O Dia

Brasileiro, profissão liberdade

- Gabriel Chalita Professor e escritor

Conheci Claudia, em Salvador. O sorriso chegou antes de qualquer consideraç­ão. Estava com alguns amigos em seu táxi. Claudia disse sobre liberdades e sobre os dias que ela sonhava com o nome de futuro. Claudia leva o Brasil no sobrenome. Claudia Brasileiro.

A paisagem que o caminho apresentav­a a incentivav­a a falar de sua terra. A Bahia de todos os santos. De todas as dores. Da alegria. Falou da filha que, há pouco, se formara na universida­de. Falou do que falta para sermos livres. Educação. Enquanto via crianças que se ajeitavam para fazer algum pedido perto do carro que aguardava o sinal, repetia: “Educação. Tivessem essas crianças a oportunida­de de exercitar o cérebro, teriam um lindo futuro”.

Fiquei feliz ao ver sua reação, quando ela perguntou minha profissão. Disse estar honrada em conduzir um professor. Disse que gostaria de ter sido professora.
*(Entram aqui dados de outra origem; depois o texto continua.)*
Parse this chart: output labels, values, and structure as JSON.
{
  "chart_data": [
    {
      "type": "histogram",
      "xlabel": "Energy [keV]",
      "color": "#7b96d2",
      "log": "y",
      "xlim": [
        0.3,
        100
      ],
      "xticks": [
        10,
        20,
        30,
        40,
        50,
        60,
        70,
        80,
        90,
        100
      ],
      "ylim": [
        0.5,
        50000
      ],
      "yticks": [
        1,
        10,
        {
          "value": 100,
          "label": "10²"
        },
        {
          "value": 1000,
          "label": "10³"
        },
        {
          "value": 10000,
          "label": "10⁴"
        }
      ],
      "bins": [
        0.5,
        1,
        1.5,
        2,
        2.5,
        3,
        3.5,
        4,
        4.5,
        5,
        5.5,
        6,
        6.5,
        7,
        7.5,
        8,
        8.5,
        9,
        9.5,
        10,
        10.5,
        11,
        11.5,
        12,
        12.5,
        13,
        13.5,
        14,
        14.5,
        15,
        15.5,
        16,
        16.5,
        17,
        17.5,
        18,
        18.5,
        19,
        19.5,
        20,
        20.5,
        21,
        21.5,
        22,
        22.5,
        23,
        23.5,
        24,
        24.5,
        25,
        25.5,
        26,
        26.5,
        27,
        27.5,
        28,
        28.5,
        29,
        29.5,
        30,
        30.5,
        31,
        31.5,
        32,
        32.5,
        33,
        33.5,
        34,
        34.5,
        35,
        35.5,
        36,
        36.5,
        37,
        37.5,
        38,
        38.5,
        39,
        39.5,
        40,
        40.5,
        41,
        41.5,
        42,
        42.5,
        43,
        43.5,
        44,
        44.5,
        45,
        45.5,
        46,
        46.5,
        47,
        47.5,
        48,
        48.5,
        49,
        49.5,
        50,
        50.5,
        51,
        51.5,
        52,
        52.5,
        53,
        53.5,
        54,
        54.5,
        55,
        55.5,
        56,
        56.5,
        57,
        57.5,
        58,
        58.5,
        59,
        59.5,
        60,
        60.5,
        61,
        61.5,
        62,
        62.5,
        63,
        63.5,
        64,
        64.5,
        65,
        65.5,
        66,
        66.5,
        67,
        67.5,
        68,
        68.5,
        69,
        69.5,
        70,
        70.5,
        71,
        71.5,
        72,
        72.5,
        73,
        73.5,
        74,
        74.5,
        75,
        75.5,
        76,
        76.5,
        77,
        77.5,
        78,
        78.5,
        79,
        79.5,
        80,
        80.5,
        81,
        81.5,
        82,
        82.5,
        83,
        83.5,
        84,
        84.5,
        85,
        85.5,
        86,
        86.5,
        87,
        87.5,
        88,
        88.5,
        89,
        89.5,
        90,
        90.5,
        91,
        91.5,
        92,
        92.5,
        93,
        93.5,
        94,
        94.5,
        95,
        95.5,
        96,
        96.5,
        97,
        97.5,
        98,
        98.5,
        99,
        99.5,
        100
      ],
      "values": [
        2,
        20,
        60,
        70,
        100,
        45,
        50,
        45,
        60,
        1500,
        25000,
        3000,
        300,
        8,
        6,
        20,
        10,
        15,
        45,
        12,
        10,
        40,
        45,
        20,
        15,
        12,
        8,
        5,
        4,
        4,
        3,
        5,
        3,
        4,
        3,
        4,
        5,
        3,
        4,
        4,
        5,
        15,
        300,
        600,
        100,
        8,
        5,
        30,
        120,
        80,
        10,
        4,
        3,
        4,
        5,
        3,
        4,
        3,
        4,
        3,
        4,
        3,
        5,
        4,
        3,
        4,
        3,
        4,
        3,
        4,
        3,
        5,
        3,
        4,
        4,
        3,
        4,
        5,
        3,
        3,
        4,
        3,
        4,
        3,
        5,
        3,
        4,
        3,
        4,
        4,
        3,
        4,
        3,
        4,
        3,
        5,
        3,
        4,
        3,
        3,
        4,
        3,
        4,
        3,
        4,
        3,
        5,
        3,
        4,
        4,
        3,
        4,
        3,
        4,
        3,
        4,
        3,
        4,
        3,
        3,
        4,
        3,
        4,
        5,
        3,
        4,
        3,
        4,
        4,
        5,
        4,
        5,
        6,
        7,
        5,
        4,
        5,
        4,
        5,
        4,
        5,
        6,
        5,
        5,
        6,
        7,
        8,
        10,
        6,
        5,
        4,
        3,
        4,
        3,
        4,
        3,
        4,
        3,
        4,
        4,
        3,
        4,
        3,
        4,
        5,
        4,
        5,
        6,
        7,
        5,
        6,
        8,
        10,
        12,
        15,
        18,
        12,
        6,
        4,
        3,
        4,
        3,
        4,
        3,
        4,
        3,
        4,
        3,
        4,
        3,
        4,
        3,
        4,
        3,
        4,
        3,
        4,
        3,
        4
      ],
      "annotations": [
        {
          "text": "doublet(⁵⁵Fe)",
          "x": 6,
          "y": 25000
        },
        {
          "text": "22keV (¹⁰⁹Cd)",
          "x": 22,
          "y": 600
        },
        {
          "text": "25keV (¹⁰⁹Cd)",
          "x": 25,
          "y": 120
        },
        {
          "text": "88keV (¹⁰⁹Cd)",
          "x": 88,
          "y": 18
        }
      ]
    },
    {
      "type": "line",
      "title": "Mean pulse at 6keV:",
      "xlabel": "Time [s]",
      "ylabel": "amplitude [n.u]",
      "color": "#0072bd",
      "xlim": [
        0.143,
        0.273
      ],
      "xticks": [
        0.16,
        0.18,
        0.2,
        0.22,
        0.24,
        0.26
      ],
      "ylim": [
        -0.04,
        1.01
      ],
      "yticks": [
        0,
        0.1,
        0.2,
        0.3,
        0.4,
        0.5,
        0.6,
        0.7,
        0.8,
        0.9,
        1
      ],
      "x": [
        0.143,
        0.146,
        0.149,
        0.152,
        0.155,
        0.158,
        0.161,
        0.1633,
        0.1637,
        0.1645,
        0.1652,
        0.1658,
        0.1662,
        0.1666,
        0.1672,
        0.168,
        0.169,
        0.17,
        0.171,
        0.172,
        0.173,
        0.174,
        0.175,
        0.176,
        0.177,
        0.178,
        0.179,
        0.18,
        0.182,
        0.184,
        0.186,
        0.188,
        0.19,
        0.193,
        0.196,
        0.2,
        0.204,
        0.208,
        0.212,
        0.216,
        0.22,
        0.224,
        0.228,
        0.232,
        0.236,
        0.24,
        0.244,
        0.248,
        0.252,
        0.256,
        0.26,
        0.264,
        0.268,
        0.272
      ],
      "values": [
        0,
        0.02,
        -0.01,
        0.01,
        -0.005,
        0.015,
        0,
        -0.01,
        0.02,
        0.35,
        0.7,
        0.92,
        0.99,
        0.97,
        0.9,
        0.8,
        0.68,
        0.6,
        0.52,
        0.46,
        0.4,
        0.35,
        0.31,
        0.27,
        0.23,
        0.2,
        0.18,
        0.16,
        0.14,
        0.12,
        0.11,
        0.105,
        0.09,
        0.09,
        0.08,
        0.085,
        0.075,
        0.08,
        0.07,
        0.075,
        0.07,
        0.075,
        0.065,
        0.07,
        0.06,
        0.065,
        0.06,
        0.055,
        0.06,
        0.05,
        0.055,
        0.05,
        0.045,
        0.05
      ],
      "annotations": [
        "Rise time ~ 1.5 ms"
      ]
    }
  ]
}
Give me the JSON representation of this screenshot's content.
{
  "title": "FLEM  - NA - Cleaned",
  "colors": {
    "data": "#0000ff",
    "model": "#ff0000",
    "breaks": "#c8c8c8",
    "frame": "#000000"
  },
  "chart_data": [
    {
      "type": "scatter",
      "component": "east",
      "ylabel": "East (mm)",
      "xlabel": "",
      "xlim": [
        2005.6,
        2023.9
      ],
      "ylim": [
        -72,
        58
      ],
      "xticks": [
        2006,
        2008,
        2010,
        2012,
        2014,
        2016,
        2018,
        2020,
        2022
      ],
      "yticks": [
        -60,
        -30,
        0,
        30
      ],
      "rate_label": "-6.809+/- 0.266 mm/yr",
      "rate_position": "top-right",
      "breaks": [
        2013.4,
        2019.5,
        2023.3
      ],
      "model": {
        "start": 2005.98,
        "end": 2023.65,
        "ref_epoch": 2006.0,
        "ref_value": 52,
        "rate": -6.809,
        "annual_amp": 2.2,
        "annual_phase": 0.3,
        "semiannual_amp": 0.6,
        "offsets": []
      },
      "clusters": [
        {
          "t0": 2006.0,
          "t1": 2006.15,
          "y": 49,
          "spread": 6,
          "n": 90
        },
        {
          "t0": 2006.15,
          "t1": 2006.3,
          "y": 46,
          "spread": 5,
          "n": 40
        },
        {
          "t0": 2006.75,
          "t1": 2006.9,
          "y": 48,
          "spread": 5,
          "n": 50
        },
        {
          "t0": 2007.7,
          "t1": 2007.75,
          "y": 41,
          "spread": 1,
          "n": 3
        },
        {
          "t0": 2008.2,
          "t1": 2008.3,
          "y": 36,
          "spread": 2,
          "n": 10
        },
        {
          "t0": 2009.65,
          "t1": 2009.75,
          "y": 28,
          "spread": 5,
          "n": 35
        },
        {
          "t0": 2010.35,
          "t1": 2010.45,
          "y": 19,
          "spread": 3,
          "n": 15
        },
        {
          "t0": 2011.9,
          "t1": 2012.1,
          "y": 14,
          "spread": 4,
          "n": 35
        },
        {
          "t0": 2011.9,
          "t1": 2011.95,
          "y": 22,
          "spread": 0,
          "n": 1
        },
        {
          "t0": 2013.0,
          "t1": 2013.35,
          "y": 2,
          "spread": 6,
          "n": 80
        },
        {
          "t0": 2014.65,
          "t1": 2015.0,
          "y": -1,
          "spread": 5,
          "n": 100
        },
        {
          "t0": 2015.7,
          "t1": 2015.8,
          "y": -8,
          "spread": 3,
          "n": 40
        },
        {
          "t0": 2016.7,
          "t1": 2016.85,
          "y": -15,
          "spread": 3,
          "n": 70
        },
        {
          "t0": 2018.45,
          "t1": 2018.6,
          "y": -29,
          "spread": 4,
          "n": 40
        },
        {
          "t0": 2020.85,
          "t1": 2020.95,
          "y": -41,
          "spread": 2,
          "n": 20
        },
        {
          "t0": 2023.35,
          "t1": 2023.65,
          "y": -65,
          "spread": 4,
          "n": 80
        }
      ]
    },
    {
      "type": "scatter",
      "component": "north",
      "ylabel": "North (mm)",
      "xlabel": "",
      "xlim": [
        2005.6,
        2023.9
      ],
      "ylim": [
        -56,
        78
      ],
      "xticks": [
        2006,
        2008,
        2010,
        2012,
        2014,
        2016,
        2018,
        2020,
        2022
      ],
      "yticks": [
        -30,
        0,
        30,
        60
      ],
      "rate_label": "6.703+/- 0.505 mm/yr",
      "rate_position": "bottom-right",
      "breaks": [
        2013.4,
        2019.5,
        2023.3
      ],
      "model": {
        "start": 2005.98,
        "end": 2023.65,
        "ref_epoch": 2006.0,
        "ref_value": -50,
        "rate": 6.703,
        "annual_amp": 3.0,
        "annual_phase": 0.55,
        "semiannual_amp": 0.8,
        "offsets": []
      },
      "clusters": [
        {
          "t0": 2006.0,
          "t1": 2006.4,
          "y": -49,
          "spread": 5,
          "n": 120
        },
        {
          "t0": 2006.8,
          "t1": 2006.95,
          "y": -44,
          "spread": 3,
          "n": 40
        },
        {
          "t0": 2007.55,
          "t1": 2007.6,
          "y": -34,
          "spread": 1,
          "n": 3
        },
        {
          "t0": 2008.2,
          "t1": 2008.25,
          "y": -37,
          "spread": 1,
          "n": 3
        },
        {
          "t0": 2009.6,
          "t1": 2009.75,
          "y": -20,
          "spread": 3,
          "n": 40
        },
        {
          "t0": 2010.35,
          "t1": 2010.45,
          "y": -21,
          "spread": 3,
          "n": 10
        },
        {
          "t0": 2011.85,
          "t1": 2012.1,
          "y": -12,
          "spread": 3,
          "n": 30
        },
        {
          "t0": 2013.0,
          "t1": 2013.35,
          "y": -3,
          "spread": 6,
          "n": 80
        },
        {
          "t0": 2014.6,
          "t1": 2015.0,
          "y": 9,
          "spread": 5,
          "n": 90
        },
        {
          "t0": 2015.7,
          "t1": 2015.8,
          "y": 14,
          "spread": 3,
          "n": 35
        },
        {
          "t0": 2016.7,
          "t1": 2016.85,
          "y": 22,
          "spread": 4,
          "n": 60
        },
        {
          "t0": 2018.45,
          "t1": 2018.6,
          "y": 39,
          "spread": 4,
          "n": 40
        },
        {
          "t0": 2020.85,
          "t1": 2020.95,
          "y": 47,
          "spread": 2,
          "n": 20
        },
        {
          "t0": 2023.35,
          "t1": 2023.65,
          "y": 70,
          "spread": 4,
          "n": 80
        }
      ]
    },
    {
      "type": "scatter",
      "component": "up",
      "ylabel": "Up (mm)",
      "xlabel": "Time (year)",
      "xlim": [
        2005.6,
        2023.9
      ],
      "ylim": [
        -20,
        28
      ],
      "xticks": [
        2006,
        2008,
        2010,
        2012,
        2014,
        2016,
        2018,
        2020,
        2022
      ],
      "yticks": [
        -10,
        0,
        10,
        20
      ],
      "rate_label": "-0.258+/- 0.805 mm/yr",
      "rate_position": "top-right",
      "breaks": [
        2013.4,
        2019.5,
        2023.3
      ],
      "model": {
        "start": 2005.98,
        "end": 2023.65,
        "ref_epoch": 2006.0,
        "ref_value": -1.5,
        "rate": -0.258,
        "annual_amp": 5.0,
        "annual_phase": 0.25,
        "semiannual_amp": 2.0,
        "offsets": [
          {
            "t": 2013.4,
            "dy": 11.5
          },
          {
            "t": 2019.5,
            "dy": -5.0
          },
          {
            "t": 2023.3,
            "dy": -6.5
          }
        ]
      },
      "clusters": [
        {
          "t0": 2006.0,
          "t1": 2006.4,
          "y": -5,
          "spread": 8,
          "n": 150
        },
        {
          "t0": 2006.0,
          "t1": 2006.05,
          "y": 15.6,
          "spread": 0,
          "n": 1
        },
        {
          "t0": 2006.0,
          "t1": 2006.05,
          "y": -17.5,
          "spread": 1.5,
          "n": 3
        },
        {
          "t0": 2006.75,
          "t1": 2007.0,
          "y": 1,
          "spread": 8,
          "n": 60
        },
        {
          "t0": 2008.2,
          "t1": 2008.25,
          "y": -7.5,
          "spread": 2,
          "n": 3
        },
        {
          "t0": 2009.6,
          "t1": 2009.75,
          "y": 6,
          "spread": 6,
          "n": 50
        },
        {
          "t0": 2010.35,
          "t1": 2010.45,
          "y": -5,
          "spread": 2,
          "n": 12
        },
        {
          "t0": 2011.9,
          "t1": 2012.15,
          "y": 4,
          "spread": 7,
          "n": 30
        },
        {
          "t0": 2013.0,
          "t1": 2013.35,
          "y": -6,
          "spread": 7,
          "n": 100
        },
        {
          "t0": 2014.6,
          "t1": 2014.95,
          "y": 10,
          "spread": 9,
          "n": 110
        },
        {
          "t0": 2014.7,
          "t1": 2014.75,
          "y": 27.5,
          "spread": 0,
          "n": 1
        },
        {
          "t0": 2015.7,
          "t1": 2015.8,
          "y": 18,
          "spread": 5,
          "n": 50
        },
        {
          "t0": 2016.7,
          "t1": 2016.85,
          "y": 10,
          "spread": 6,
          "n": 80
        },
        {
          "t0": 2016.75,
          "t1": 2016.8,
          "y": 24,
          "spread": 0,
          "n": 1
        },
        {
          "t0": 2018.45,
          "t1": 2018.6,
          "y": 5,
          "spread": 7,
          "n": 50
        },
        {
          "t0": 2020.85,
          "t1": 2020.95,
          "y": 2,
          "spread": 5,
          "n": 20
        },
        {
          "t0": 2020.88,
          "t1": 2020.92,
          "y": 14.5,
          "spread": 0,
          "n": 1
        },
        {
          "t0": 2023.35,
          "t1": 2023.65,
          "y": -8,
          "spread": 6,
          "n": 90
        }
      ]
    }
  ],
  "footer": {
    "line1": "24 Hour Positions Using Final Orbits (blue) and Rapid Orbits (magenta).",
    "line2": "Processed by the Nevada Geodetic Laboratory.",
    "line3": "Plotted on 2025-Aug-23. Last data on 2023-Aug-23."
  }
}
É quem carimba os passaporte­s para o futuro.

Nos seus silêncios, havia contemplaç­ões. E, depois, explicaçõe­s. Não se cansava do horizonte. O mar e seus mistérios. E sua grandeza. Somos grandes, também. E frágeis. E, se não nos cuidarmos, nos perdemos no caminho.

Voltou ao exercício do cérebro. Gostei de sua opinião. Cérebros que não se exercitam desperdiça­m amplitudes. Ficam menores. Perdem tempo com pequenezas.

Não gosta ela do rumo que o país está tomando. É pena que os ódios estejam na sala principal. Estamos perdendo a liberdade. Há olhos errados decidindo sobre a nossa cultura, sobre a nossa educação, sobre a abundante vida que mora em nossa natureza. Os tempos de ontem foram melhores para a nossa independên­cia.

Perguntou se eu gostava do Nordeste. Respondi sem titubear. “O Nordeste é fascinante. Cada estado. Cada gente nordestina. Cada cheiro de alegria e criativida­de. Desfilei a falar dos poetas da Bahia, dos escritores que ganharam o mundo com suas narrativas do cotidiano”. Ela gostou. Fui adiante. Falei da música. Da criativida­de.

E aproveitei para usar o conceito do exercício do cérebro.

Claudia Brasileiro entende de Brasil. Nas conversas de pessoas que conduz, observa e, quando permitida, opina. Foi o que me disse. Gosta da conversa porque gosta de gente. E aproveita o que faz para fazer a sua parte na parte do Brasil em que vive. Está triste pelos ódios e pelos riscos à liberdade; está feliz porque acredita na sobrevivên­cia do amor. Ama sua filha. Ama seu país.

Diz sobre os que chegaram à Bahia e se encantaram com a nova terra. Tudo começou por aqui. Os sonhos de grandezas e a perversida­de. Os índios sofreram e também os negros e também os pobres. O açoite adormeceu muita história. Evoluímos. Nossa independên­cia não se deu por um dia apenas, por um grito, por uma decisão. Nossa independên­cia se constrói no colorido das nossas diferenças. No dançar coletivo. No subir e descer as ladeiras sem medo de capatazes de ontem ou de hoje. Nas composiçõe­s diversas nascidas de diversos cérebros que aprenderam a importânci­a dos exercícios. Ninguém pode ser deixado para trás.

Novamente, vemos crianças. Novamente, fala ela da educação. E prossegue ensinando. “Alguns dizem que é preciso matar; alguns, para servir de exemplo, que é assim que se combate a violência. Que é preciso dar segurança aos homens de bem. Estão errados”, decide ela. Ódio gera ódio. E, em meio a um sorriso que ilumina a Bahia e o resto do mundo, ela solta mais um elogio. “Que honra conduzir um professor”.

Chegamos ao destino. Agradeci a aula. Sorriu ela encabulada. As aulas não acontecem apenas nas classes das escolas. Exerce Claudia o seu magistério conduzindo gentes. E o exerce com dignidade.

Olhei-me no espelho, no quarto do hotel, e falei para mim, para o meu cérebro, para o meu coração, aliviando os cansaços dos dias em que falta sol: “Que bom que escolhi este ofício, professor, profissão esperança”.

Ainda ontem falamos da independên­cia. Sei que ainda falta muito. O Brasil é muitos. E há muitos que aguardam compreensã­o. Mas há algumas Claudias, por aí, nos provando que o compositor que diz que Deus é brasileiro, brincou, mas não errou. Que bom que nasci aqui. Terra fértil para semeaduras. As pragas vêm e vão. O que é bom há de permanecer.